The UK government on Wednesday said it has donated Ksh2.6 billion ($26 million) to help cushion Africa from the effects of Covid-19.
The money, to be channelled through the African Union, will fund the training of health professionals in member states to handle pandemics.
The deployment of experts will be done through the Africa Centres for Disease and Control Prevention (Africa CDC), which currently has about 800 voluntary health corps.
The money is the highest amount so far deposited into the continental kitty, Africa Covid-19 Fund, which was established by South African President Cyril Ramaphosa, currently the Chairperson of the African Union.
The Fund was set up in April with an initial funding of $12.5 million. It had raised $38 million by end of April.
The UK government says the money will also be used to strengthen global tracking of the pandemic and combat misinformation to the public.
It seeks to make information more accessible, create awareness through weekly virtual meetings for African clinicians, publish technical guidelines in AU languages, and convene AU member states to agree on a continental response to the virus.
Ms Anne-Marie Trevelyan, the UK International Development Secretary, said the funding is part of global efforts to help stop infections from rising.
“No one is safe until we all are safe, and this new funding and support for African leadership will help protect us all from further spread of the virus,” she said in a statement.
In Kenya, the Africa CDC has supported the Covid-19 response through donation of 1,400 laboratory test kits following the first confirmed cases in March.
“The UK stands with Kenya as we fight this threat together. The African Union, and their public health agency Africa CDC, are at the forefront of the continental response, providing strong African-led leadership and technical advice from which we all stand to benefit,” British High Commissioner to Kenya Jane Marriott said.
The support from the UK comes after it had pledged about Ksh95 billion ($950 million) to fight coronavirus internationally.
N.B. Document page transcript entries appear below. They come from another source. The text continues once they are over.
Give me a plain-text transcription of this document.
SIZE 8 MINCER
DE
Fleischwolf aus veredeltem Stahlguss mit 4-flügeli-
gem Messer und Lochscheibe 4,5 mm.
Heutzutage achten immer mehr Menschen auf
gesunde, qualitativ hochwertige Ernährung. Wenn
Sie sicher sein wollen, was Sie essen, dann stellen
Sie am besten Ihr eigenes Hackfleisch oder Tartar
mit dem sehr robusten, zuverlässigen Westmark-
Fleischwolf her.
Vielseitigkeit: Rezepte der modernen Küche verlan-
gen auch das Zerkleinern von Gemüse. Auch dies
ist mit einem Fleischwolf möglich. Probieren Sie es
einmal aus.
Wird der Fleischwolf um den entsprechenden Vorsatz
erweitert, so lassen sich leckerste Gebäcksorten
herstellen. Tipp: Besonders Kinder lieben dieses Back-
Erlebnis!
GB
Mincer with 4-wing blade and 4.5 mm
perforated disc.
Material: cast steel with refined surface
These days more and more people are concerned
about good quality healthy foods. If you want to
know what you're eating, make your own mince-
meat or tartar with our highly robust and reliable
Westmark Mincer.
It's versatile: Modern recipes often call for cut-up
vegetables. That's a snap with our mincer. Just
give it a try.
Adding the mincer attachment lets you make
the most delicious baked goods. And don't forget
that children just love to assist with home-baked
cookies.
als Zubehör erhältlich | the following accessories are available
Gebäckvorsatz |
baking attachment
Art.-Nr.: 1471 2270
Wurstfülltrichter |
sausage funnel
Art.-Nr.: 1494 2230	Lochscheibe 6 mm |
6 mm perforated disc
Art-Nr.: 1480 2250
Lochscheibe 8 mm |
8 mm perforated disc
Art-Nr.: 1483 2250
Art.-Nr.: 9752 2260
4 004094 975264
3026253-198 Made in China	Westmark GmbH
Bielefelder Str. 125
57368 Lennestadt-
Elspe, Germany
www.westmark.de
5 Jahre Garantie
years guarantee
This big boost together with UKAid funding of Ksh99 billion ($990 million) will help vulnerable countries in fighting the virus as well as strengthen health systems.
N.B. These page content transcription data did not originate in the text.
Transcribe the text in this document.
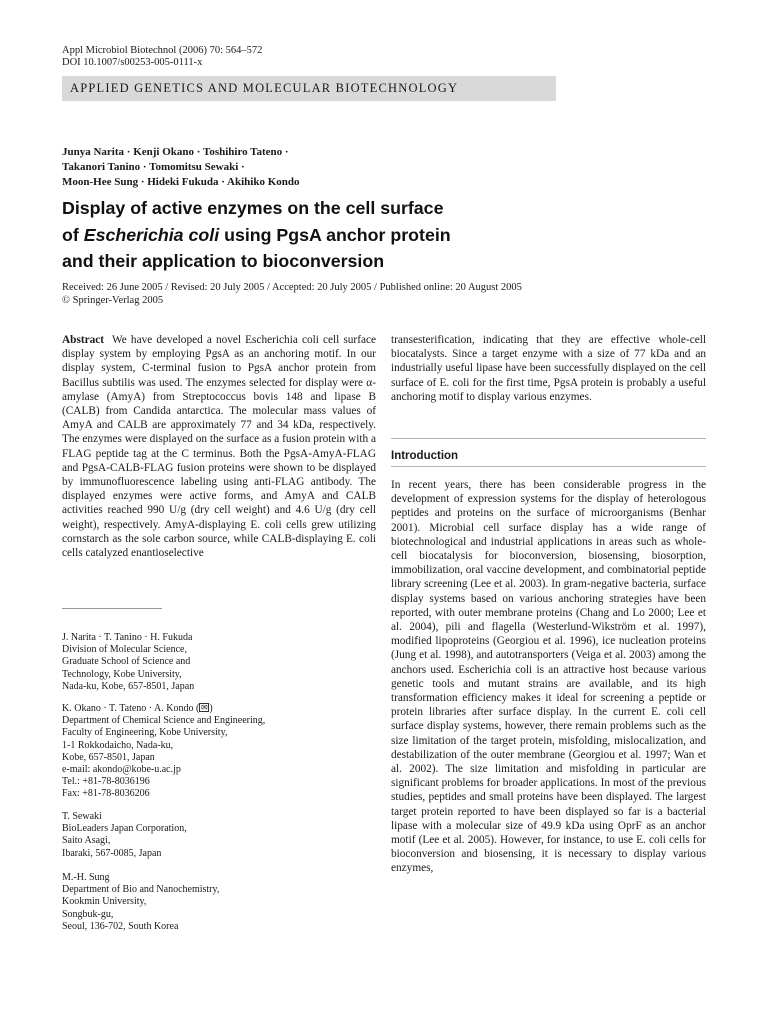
Appl Microbiol Biotechnol (2006) 70: 564–572
DOI 10.1007/s00253-005-0111-x
APPLIED GENETICS AND MOLECULAR BIOTECHNOLOGY
Junya Narita · Kenji Okano · Toshihiro Tateno ·
Takanori Tanino · Tomomitsu Sewaki ·
Moon-Hee Sung · Hideki Fukuda · Akihiko Kondo
Display of active enzymes on the cell surface
of Escherichia coli using PgsA anchor protein
and their application to bioconversion
Received: 26 June 2005 / Revised: 20 July 2005 / Accepted: 20 July 2005 / Published online: 20 August 2005
© Springer-Verlag 2005
Abstract We have developed a novel Escherichia coli cell surface display system by employing PgsA as an anchoring motif. In our display system, C-terminal fusion to PgsA anchor protein from Bacillus subtilis was used. The enzymes selected for display were α-amylase (AmyA) from Streptococcus bovis 148 and lipase B (CALB) from Candida antarctica. The molecular mass values of AmyA and CALB are approximately 77 and 34 kDa, respectively. The enzymes were displayed on the surface as a fusion protein with a FLAG peptide tag at the C terminus. Both the PgsA-AmyA-FLAG and PgsA-CALB-FLAG fusion proteins were shown to be displayed by immunofluorescence labeling using anti-FLAG antibody. The displayed enzymes were active forms, and AmyA and CALB activities reached 990 U/g (dry cell weight) and 4.6 U/g (dry cell weight), respectively. AmyA-displaying E. coli cells grew utilizing cornstarch as the sole carbon source, while CALB-displaying E. coli cells catalyzed enantioselective
transesterification, indicating that they are effective whole-cell biocatalysts. Since a target enzyme with a size of 77 kDa and an industrially useful lipase have been successfully displayed on the cell surface of E. coli for the first time, PgsA protein is probably a useful anchoring motif to display various enzymes.
Introduction
In recent years, there has been considerable progress in the development of expression systems for the display of heterologous peptides and proteins on the surface of microorganisms (Benhar 2001). Microbial cell surface display has a wide range of biotechnological and industrial applications in areas such as whole-cell biocatalysis for bioconversion, biosensing, biosorption, immobilization, oral vaccine development, and combinatorial peptide library screening (Lee et al. 2003). In gram-negative bacteria, surface display systems based on various anchoring strategies have been reported, with outer membrane proteins (Chang and Lo 2000; Lee et al. 2004), pili and flagella (Westerlund-Wikström et al. 1997), modified lipoproteins (Georgiou et al. 1996), ice nucleation proteins (Jung et al. 1998), and autotransporters (Veiga et al. 2003) among the anchors used. Escherichia coli is an attractive host because various genetic tools and mutant strains are available, and its high transformation efficiency makes it ideal for screening a peptide or protein libraries after surface display. In the current E. coli cell surface display systems, however, there remain problems such as the size limitation of the target protein, misfolding, mislocalization, and destabilization of the outer membrane (Georgiou et al. 1997; Wan et al. 2002). The size limitation and misfolding in particular are significant problems for broader applications. In most of the previous studies, peptides and small proteins have been displayed. The largest target protein reported to have been displayed so far is a bacterial lipase with a molecular size of 49.9 kDa using OprF as an anchor motif (Lee et al. 2005). However, for instance, to use E. coli cells for bioconversion and biosensing, it is necessary to display various enzymes,
J. Narita · T. Tanino · H. Fukuda
Division of Molecular Science,
Graduate School of Science and
Technology, Kobe University,
Nada-ku, Kobe, 657-8501, Japan
K. Okano · T. Tateno · A. Kondo ( ✉ )
Department of Chemical Science and Engineering,
Faculty of Engineering, Kobe University,
1-1 Rokkodaicho, Nada-ku,
Kobe, 657-8501, Japan
e-mail: akondo@kobe-u.ac.jp
Tel.: +81-78-8036196
Fax: +81-78-8036206
T. Sewaki
BioLeaders Japan Corporation,
Saito Asagi,
Ibaraki, 567-0085, Japan
M.-H. Sung
Department of Bio and Nanochemistry,
Kookmin University,
Songbuk-gu,
Seoul, 136-702, South Korea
It is predicted that an upsurge in the number of confirmed cases could overwhelm healthcare systems if they are ill prepared.
Africa has so far recorded 91,598 confirmed cases, 2,912 deaths and 35,808 recoveries.
The UKAid money will also be used to help in the search for a vaccine, provide important humanitarian relief to the most vulnerable, strengthen global healthcare systems and manage any possible risk of a global collapse of the economy.